January 17, 2020

Nursing Tip of the Day! - Fundamentals

Category: Fundamentals 
Hypothyroidism is a condition in which the thyroid gland fails to produce or secrete sufficient circulating thyroid hormone to meet the needs of the peripheral tissues. Hypothyroidism is the most common functional disorder of the thyroid gland.

January 16, 2020

Nursing Tip of the Day! - Fundamentals

Category: Fundamentals 
Symptomatic treatment of thyrotoxicosis consists of beta-blockade to diminish the adrenergic response. Traditionally, propranolol has been the beta-blocker of choice because it has the added benefit of blocking conversion of T4 to T3.

January 15, 2020

Nursing Tip of the Day! - Fundamentals

Category: Fundamentals 
The typical clinical manifestations of thyroid storm include marked pyrexia (104°−106° F [40°−41° C]), extreme tachycardia (often out of proportion to level of fever) and altered mental status (agitation, delirium or coma).

January 14, 2020

Nursing Tip of the Day! - Fundamentals

Category: Fundamentals 
Thyroid storm is a rare, life-threatening form of severe thyrotoxicosis. It is an acute reaction to thyroid or non-thyroid surgery, trauma, infection, iodine load (contrast media or amiodarone) or parturition in patients with preexisting hyperthyroidism.

January 13, 2020

Nursing Tip of the Day! - Fundamentals

Category: Fundamentals 
Ophthalmopathy is a classic finding in Graves’ disease; it is thought to result in a proliferation of orbital fibroblasts differentiating into adipocytes and orbital infiltration of inflammatory cells.

January 12, 2020

Nursing Tip of the Day! - Fundamentals

Category: Fundamentals 
Hyperthyroidism in older adults often manifests with nonspecific symptoms of weight loss, shortness of breath and/or dementia.
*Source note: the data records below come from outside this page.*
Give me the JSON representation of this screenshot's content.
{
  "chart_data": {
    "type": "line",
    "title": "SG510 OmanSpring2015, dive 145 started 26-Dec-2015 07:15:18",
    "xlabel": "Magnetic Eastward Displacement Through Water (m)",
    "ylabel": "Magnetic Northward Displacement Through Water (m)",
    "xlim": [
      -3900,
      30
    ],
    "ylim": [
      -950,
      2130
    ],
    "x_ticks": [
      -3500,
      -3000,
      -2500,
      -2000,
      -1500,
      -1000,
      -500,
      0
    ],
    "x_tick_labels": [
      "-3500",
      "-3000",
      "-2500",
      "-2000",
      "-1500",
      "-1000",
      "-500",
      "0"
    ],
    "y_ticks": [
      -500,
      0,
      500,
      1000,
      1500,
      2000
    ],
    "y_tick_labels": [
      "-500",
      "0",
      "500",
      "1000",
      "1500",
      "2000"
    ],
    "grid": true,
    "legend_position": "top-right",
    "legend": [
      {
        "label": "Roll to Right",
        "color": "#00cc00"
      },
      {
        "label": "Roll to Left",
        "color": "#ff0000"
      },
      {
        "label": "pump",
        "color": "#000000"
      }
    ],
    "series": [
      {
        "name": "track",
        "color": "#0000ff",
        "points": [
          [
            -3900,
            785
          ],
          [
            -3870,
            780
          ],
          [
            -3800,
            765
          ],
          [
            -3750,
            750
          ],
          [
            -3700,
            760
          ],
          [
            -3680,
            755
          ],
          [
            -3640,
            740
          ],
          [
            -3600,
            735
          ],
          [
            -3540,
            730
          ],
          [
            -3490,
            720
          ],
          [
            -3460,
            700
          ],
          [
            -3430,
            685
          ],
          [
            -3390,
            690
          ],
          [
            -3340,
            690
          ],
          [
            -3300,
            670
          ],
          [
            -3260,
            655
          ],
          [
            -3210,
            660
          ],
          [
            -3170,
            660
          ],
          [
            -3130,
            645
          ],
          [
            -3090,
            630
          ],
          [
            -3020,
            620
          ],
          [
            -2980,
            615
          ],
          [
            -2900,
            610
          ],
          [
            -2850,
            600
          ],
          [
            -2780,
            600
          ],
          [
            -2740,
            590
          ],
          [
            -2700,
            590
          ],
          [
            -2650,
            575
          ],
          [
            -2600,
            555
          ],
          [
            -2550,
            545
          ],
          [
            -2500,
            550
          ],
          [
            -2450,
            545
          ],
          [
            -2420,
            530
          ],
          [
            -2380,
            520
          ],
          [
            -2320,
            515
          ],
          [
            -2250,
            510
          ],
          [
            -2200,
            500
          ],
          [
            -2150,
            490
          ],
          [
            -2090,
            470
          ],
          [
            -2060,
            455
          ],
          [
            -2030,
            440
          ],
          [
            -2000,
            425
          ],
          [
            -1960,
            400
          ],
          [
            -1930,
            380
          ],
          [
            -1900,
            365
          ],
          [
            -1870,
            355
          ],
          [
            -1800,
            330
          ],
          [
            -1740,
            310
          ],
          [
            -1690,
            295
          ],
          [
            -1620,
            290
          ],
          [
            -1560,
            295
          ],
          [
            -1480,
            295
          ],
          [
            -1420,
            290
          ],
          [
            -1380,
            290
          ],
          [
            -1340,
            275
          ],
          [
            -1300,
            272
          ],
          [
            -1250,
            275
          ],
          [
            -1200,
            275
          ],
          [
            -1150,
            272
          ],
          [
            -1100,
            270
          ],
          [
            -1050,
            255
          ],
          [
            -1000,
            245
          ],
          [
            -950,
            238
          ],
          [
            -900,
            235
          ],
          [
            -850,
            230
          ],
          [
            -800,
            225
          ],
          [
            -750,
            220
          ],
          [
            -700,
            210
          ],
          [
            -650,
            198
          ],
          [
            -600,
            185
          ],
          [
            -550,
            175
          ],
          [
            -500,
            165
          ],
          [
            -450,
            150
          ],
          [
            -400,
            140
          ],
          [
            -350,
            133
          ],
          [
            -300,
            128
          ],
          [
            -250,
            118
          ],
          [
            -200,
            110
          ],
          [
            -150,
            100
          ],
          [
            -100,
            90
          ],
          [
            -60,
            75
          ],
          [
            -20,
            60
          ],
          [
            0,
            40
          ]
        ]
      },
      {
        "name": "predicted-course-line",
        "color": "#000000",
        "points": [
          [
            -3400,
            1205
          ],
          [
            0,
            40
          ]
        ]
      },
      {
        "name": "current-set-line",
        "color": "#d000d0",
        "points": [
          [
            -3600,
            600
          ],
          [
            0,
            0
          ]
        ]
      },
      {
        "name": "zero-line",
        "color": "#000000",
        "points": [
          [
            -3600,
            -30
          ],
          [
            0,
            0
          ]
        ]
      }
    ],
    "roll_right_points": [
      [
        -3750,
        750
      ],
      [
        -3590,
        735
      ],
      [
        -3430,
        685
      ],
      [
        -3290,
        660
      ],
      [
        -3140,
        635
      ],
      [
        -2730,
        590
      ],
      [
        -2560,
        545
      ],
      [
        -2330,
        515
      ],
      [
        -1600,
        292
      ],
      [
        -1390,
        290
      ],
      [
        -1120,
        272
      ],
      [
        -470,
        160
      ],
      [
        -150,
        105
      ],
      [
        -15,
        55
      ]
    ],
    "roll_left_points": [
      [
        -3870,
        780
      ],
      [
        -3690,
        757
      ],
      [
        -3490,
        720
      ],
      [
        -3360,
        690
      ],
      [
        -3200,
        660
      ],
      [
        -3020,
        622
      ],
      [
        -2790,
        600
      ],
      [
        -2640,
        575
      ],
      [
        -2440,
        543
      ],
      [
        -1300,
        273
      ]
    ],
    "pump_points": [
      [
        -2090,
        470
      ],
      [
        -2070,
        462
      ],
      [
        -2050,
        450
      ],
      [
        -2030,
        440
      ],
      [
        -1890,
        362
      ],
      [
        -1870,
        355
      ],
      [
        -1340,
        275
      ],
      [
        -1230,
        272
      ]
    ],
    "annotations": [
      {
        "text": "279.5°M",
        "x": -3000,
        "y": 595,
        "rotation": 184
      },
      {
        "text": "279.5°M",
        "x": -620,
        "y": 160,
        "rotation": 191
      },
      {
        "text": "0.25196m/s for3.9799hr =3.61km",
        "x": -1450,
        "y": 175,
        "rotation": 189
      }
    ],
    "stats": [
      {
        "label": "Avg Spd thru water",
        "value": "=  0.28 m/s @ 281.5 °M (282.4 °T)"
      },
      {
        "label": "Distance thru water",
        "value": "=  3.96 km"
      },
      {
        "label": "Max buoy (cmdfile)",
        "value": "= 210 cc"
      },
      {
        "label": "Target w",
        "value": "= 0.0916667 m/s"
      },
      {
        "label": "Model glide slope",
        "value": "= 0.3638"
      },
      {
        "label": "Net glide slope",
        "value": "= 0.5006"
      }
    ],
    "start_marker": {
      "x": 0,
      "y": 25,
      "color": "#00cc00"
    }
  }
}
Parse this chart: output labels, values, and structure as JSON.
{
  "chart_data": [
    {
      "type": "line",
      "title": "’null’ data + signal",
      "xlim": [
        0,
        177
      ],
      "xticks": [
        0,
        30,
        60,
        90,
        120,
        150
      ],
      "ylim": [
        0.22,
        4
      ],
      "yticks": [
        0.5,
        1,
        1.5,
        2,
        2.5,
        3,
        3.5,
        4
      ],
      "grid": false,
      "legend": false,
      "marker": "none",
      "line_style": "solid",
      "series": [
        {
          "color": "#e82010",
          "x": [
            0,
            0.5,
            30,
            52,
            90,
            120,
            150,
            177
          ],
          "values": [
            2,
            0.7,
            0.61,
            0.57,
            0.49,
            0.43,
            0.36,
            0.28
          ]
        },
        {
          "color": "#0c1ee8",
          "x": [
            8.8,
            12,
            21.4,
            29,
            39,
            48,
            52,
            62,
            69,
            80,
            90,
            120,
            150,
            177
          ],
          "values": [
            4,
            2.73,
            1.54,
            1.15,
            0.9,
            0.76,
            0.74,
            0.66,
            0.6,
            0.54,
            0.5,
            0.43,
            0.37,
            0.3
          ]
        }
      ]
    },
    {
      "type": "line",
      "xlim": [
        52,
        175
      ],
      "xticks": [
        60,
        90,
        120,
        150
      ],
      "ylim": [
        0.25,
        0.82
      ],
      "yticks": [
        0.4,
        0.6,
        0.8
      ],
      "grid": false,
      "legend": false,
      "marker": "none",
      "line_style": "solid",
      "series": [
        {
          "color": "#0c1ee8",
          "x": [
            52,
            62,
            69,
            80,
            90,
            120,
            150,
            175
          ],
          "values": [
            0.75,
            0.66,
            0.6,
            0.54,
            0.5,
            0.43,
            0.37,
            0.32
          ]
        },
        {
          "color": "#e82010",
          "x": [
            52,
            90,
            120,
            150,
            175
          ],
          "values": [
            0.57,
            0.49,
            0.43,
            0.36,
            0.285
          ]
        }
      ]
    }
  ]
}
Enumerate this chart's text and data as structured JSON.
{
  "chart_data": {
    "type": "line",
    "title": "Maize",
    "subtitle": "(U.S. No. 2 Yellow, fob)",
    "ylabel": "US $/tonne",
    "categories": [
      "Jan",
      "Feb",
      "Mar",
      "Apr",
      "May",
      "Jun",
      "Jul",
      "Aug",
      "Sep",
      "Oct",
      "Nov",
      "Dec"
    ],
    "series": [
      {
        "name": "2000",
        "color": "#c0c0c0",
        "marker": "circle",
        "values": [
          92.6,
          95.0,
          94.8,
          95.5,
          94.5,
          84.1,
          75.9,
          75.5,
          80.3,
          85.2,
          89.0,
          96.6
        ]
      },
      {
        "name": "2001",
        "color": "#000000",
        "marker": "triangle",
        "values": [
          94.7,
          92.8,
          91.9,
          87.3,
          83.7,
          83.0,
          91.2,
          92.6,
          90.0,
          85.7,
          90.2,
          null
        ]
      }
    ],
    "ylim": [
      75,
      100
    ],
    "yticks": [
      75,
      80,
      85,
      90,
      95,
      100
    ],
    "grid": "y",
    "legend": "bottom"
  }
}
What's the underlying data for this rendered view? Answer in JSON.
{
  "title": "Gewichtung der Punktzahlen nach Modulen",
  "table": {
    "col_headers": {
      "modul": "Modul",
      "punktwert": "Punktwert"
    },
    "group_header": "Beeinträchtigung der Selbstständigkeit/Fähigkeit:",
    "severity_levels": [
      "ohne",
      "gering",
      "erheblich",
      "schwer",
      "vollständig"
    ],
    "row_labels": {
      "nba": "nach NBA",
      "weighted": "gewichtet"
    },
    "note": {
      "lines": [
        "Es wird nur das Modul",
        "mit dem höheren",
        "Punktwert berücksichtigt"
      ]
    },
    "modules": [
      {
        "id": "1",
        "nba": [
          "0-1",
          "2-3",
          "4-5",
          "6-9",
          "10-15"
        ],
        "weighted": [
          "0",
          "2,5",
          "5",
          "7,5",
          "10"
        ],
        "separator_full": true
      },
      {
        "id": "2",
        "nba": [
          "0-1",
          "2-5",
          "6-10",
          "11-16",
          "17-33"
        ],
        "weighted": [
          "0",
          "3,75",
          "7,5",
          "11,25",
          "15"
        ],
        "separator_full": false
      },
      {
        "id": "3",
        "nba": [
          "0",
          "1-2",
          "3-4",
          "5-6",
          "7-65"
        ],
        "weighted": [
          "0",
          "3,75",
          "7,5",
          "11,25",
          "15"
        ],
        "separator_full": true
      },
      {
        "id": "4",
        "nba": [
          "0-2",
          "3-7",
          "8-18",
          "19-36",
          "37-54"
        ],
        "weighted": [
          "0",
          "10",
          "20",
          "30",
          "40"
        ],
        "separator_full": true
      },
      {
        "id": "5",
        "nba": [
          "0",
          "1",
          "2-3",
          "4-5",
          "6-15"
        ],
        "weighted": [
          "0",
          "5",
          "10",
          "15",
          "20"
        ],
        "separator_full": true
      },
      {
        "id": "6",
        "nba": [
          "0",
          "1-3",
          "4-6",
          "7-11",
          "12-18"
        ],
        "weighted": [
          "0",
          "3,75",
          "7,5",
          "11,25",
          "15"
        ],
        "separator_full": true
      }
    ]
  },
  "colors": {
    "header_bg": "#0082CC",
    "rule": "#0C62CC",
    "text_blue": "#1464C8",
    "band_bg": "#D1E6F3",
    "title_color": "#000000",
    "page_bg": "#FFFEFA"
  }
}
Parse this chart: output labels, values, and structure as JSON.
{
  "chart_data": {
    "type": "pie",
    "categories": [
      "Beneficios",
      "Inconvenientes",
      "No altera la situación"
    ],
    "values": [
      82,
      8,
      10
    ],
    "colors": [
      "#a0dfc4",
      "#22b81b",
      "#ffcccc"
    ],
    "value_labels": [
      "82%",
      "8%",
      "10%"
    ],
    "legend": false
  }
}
Older adults are also more prone to cardiac manifestations and often present with atrial fibrillation.

January 11, 2020

Nursing Tip of the Day! - Fundamentals

Category: Fundamentals 
Hyperthyroidism induces a hypermetabolic state and increases β-adrenergic activity. The resulting clinical manifestations range from vague constitutional symptoms to more organ-specific symptoms.

January 10, 2020

Nursing Tip of the Day! - Fundamentals

Category: Fundamentals 
More than 99.5% of thyroid hormones are protein-bound in the serum to thyroxine-binding globulin (TBG) and other proteins, rendering them metabolically inactive. As a result, only free T4 and free T3 are clinically relevant.

January 9, 2020

Nursing Tip of the Day! - Fundamentals

Category: Fundamentals 
The function of the thyroid hormone is to influence the metabolism of cells by increasing their basal metabolic rate. It has a role in protein synthesis and functions together with other hormones necessary for normal growth and development.

January 8, 2020

Nursing Tip of the Day! - Fundamentals

Category: Fundamentals 
The thyroid’s function is to secrete two iodinated hormones, T3 and T4. Only about 20% of circulating T3 is directly secreted by the thyroid. The remainder is produced by peripheral conversion of T4 to the more biologically active T3.

January 7, 2020

Nursing Tip of the Day! - Fundamentals

Category: Fundamentals 
Hyperthyroidism is a condition caused by overproduction and increased circulation of thyroid hormone. The disorder runs the spectrum from subclinical hyperthyroidism to thyrotoxicosis, a life-threatening disorder.

January 6, 2020

Nursing Tip of the Day! - Fundamentals

Category: Fundamentals 
Management of rhabdomyolysis focuses on treatment of the cause, prevention of renal failure and management of life- or limb-threatening complications. Volume expansion is critical to avoiding myoglobin-induced acute renal failure.

January 5, 2020

Nursing Tip of the Day! - Fundamentals

Category: Fundamentals 
Myoglobinuria with an elevated plasma CK level, confirms rhabdomyolysis. Common electrolyte disturbances include hyperkalemia, hyperphosphatemia and early hypocalcemia followed by late hypercalcemia.

January 4, 2020

Nursing Tip of the Day! - Fundamentals

Category: Fundamentals 
Myoglobin is a dark red protein composed of globin and a molecule of heme. Its normal function is to supply oxygen to skeletal and cardiac muscle in times of need. The excretion of myoglobin occurs renally.